After thinking rationally, I realized that I did nothing wrong. Even if I did, I tried to resolve the issue as soon as possible [like saying "I'm sorry"]. The rest of the argument and annoyance are theirs, not mine.

I am no longer the pitiful person who always finds fault in myself, and I am grateful for that.

Messages for Myself in the Coming Year#

I know myself, and this time next year, I will definitely come across this page and see how I wrote my year-end summary this year because I can't help but look for references when writing an article that requires organization and formatting. [^Maybe in 2023, I can overcome this?] So, I have decided to follow the example of 莫比乌斯's year-end summary and leave a few questions for myself next year.

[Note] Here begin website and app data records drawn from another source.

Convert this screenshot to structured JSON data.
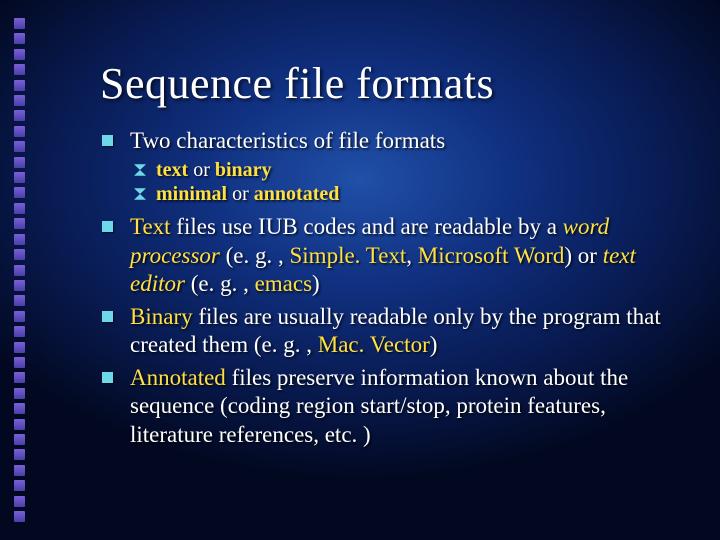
{
  "title": "Sequence file formats",
  "bullets": {
    "b1_lead": "Two characteristics of file formats",
    "sub1_a": "text",
    "sub1_mid": " or ",
    "sub1_b": "binary",
    "sub2_a": "minimal",
    "sub2_mid": " or ",
    "sub2_b": "annotated",
    "b2_a": "Text",
    "b2_b": " files use IUB codes and are readable by a ",
    "b2_c": "word processor",
    "b2_d": " (e. g. , ",
    "b2_e": "Simple. Text",
    "b2_f": ", ",
    "b2_g": "Microsoft Word",
    "b2_h": ") or ",
    "b2_i": "text editor",
    "b2_j": " (e. g. , ",
    "b2_k": "emacs",
    "b2_l": ")",
    "b3_a": "Binary",
    "b3_b": " files are usually readable only by the program that created them (e. g. , ",
    "b3_c": "Mac. Vector",
    "b3_d": ")",
    "b4_a": "Annotated",
    "b4_b": " files preserve information known about the sequence (coding region start/stop, protein features, literature references, etc. )"
  }
}
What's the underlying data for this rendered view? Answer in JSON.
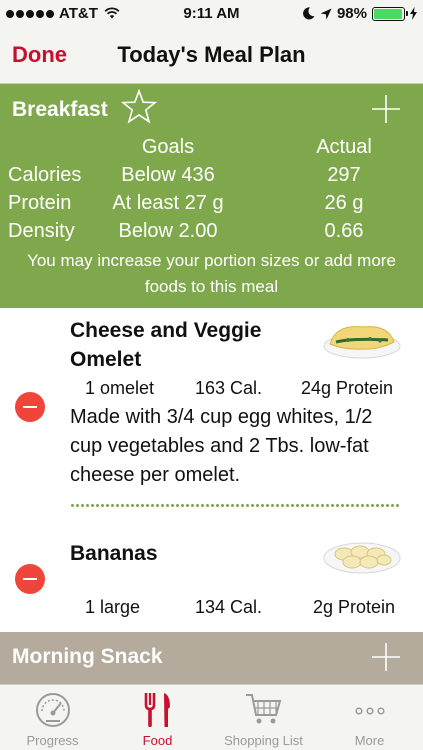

  • You always feel that you are not worthy of love. Can you talk about the lovely qualities you possess?
  • Do you still believe that humans should break free from all constraints to show their true selves? For example, you once believed that "阳物中心主义" should be translated as "鸡巴崇拜主义" because you thought that humans create this so-called "formality" just to cover up. The more sacred the name, the more filthy the actions it conceals. [^Quoted from Bai Luojia, also known as Phenol Phthalein's Twitter.]
  • How do you view the recognition of others? Is it more important than achieving self-worth?
  • What kind of creation do you consider to be good? Does it have to have depth?